Chela could practically smell the condescension seeping from beneath the door and rise above the cold, wet stench of death in the room. She had to interrupt in order to keep from pummeling at the door in outrage. “Who even are you,” she whipped.
Her outburst held back the jailer’s rambling thought, and once again the room felt about to burst with a silence that carried discomfort, mistrust, and incivility. Chela felt a tinge of pride in dispatching with propriety, fully knowing the act to be one of the only weapons belonging to the powerless.
“K-K-,” the voice cackled or choked, stumbling over its speech impediment, keeping the air buoyant and crushing with uncertainty. “Kelpie,” it finally uttered, releasing them all from one spell of bewilderment, then barreling them once again with another. Kelpie? I don’t know a Kelpie.
“Kelpie,” Chela addressed the door with a name, “why are we here?”
“I was getting to that,” Kelpie snapped without a stutter.

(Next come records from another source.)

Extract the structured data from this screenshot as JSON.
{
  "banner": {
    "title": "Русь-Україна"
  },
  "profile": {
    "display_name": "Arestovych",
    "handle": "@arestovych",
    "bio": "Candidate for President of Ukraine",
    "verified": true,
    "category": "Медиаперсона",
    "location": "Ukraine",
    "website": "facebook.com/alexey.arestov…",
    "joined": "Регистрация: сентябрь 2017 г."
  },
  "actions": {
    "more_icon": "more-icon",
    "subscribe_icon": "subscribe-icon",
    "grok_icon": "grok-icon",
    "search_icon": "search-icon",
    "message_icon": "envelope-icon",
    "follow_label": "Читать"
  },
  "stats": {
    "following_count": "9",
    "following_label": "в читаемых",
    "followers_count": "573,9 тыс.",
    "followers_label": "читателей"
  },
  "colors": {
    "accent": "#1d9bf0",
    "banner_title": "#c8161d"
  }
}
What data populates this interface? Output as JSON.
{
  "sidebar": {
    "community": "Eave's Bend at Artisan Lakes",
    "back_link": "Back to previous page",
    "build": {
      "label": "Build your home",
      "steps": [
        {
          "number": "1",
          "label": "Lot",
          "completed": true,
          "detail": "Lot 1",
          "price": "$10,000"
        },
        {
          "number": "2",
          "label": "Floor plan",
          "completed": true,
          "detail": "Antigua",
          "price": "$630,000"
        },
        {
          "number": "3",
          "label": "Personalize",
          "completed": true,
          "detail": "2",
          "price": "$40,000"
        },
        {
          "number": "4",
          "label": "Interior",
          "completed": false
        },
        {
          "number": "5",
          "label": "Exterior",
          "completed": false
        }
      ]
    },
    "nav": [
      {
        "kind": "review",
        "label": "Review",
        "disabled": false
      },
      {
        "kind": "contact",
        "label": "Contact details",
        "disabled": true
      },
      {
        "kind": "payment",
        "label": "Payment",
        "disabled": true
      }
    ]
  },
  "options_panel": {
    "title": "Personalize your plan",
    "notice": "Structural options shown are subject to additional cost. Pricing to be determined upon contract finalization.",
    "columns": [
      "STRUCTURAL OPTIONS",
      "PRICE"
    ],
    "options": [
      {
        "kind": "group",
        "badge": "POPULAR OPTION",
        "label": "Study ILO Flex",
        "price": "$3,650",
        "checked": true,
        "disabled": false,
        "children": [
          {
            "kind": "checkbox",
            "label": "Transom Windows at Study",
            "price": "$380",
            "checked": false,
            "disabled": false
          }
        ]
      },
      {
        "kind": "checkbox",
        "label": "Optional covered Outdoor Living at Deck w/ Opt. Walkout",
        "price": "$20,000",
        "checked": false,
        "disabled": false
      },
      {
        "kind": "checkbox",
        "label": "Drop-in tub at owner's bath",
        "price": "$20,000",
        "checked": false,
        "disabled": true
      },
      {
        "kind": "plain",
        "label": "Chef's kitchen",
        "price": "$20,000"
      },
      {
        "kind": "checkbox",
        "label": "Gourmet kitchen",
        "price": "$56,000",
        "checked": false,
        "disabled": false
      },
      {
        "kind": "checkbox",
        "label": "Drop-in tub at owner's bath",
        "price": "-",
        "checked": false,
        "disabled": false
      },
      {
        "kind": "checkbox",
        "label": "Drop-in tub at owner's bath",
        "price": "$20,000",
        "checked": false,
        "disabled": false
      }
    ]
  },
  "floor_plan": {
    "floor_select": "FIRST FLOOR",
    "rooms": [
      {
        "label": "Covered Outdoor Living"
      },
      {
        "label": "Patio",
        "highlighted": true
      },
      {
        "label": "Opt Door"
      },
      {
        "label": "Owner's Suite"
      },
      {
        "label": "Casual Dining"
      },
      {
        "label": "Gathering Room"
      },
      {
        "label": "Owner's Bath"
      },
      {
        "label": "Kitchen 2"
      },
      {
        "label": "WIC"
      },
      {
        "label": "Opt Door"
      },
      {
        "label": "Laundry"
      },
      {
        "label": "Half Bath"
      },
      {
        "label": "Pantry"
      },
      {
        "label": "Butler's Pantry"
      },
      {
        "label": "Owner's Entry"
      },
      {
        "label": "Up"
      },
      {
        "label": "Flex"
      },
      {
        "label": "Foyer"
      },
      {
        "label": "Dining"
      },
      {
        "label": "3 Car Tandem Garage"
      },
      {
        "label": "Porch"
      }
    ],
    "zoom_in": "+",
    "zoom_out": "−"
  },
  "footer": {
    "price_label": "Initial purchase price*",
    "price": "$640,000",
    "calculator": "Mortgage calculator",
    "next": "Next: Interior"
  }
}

Kelpie cleared their throat in an attempt to regain a sense of decorum they apparently felt standing at a bolted asylum door, speaking to a room of prisoners and the dead, but it spiraled into a spasm of faint wheezing. “You are here because I b-brought you here because the mistress wants you here.”
“What mi-“
“Y-you are outsiders and there is much you would not know. Kelpie brought you here. K-kelpie g-gave you the b-b-blood. We missed you but you’re finally here!” Kelpie sounded jubilant. “You-you’re all here!”
“What do you mean?” Chela demanded. “Kelpie? How do you know me?”
“There’s not much time now. It’s starting. Just remember – you’re all from the city. All of you. That is what you need to know all you need to know all s-she told me to tell you to get that far.”